Non sempre tutto è andato per il verso giusto: in un decennio sono naturali alti e bassi ma alla fine ha prevalso sempre l'amore per quella maglia, i suoi tifosi e la città. Anche quando le alternative potevano essere più prestigiose e potevano regalare palcoscenici e obiettivi più importanti:

"Quando sono stato tentato da Juventus e Milan non ho mai vacillato: un po' non mi sentivo pronto, un po' non volevo andare via da Napoli. Professionalmente e umanamente oggi mi sento realizzato e credo, anche se il calcio non spinge a previsioni, che la mia carriera dovrà finire qua in azzurro".

Il rapporto particolare con De Laurentiis

Uno dei motivi per cui Hamsik alla fine non ha mai lasciato il Napoli porta il nome di Aurelio De Laurentiis, il patron dei partenopei che ha ripreso in mano le redini del club trascinandolo dai bassifondi del calcio alle vette della Serie A e dell'Europa. Grazie al presidente, Hamsik ha sempre fatto la scelta giusta, cambiando procuratore quando fu il caso, non cedendo alle sirene di mercato, mettendosi sempre a disposizione:

"Non so quanti calciatori possono godere del privilegio che ho io e cioè confrontarsi direttamente, senza filtri e senza condizionamenti, con il proprio presidente. Le discussioni non sono mai mancate ma sempre nel rispetto reciproco e il mio percorso qua a Napoli e' la conferma di una stima che si e' radicata negli anni".

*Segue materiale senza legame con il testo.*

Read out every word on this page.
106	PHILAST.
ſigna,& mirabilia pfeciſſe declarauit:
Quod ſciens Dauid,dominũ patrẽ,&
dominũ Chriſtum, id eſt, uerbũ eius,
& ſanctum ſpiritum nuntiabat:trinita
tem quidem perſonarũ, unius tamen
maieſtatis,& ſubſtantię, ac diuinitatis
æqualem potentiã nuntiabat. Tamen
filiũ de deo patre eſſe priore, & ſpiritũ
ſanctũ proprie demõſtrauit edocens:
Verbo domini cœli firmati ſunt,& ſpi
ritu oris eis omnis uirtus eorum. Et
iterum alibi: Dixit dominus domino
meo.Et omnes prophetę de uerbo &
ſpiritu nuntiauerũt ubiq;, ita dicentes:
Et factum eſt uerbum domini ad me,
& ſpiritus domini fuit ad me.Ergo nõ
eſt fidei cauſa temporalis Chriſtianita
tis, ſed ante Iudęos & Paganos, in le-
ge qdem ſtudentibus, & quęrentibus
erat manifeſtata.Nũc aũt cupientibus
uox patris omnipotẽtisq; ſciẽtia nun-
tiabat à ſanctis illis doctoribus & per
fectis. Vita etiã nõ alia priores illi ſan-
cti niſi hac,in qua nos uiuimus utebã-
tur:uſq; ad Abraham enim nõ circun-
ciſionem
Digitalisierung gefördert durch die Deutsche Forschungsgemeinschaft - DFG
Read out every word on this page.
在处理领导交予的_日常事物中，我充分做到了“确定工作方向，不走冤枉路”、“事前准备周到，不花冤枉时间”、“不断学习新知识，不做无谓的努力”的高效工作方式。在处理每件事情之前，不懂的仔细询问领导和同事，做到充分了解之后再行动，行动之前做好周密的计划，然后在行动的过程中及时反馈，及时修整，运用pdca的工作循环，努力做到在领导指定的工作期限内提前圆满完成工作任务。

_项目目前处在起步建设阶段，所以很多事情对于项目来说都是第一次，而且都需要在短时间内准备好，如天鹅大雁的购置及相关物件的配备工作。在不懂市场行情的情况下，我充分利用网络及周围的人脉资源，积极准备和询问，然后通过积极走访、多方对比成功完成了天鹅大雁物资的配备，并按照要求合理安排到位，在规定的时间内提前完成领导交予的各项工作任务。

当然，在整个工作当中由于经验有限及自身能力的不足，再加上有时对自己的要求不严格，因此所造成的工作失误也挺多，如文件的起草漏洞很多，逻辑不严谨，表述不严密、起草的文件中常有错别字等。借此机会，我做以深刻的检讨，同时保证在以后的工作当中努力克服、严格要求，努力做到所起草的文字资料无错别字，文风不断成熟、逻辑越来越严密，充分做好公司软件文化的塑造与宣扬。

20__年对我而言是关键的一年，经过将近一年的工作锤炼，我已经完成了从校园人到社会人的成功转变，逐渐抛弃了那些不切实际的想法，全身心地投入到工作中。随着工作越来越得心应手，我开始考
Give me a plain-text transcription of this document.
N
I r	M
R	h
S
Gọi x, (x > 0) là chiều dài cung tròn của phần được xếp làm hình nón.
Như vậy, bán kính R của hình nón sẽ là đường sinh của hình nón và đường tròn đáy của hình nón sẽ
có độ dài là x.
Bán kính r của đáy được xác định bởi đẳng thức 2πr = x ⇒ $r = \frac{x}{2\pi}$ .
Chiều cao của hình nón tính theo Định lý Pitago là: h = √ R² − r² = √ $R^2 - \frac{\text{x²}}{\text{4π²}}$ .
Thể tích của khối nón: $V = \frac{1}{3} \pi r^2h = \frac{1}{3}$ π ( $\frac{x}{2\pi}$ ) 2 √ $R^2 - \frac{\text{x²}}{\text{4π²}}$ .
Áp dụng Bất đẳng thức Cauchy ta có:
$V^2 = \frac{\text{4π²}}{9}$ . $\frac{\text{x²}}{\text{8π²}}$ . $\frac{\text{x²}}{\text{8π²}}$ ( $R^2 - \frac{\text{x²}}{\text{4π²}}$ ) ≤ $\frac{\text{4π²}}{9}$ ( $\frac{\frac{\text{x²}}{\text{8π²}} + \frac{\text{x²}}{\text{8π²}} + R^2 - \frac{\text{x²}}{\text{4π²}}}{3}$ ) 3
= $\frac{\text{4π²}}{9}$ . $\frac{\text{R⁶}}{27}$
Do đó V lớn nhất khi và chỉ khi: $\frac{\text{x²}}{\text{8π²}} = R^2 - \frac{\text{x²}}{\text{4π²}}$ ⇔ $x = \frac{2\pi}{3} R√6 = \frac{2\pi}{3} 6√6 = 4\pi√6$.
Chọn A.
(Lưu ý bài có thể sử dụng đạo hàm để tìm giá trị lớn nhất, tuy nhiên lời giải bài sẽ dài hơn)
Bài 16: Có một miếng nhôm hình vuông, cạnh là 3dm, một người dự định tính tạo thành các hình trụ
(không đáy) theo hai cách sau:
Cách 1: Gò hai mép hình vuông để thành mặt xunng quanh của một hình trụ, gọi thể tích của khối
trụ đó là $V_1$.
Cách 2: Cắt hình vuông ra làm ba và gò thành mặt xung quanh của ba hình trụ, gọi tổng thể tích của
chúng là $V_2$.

Da Donadoni a Sarri: il valzer dei tecnici

Un solo presidente, tanti allenatori. Con alti e bassi relativi, anche a seguito dei risultati del campo. Hamsik ha vissuto diverse ere, da quella Donadoni, Mazzarri a Benitez, fino all'attuale periodo affidato a Sarri che per il centrocampista ceco rappresenta forse il migliore perché coincidente con la propria maturazione calcistica.

Sono grato a tutti i tecnici che ho avuto ma penso che Sarri abbia contribuito in maniera decisiva al mio cambiamento. E fa niente che mi sostituisca quasi sempre, va bene così.

La 17, da tabù a portafortuna

Infine anche un retroscena sul numero che porta orgogliosamente sulle spalle, un numero che soffre di un tabù derivato dalla scaramanzia popolare: il 17. Un numero che il centrocampista ceco scelse ‘grazie' ad Ezequiel Lavezzi, il Pocho argentino, altro elemento (insieme a Cavani) dei Tre Tenori in campo

Io non sono scaramantico e quel numero lo sento mio: quando arrivai, nel 2007, io che sono nato il 27, avrei preso la numero 7, che venne presa però dal Pocho. E allora, dissi vada con il 17. E’ diventato il mio portafortuna, mi ha portato, statisticamente e solo statisticamente, oltre Maradona, il più grande di tutti i tempi”.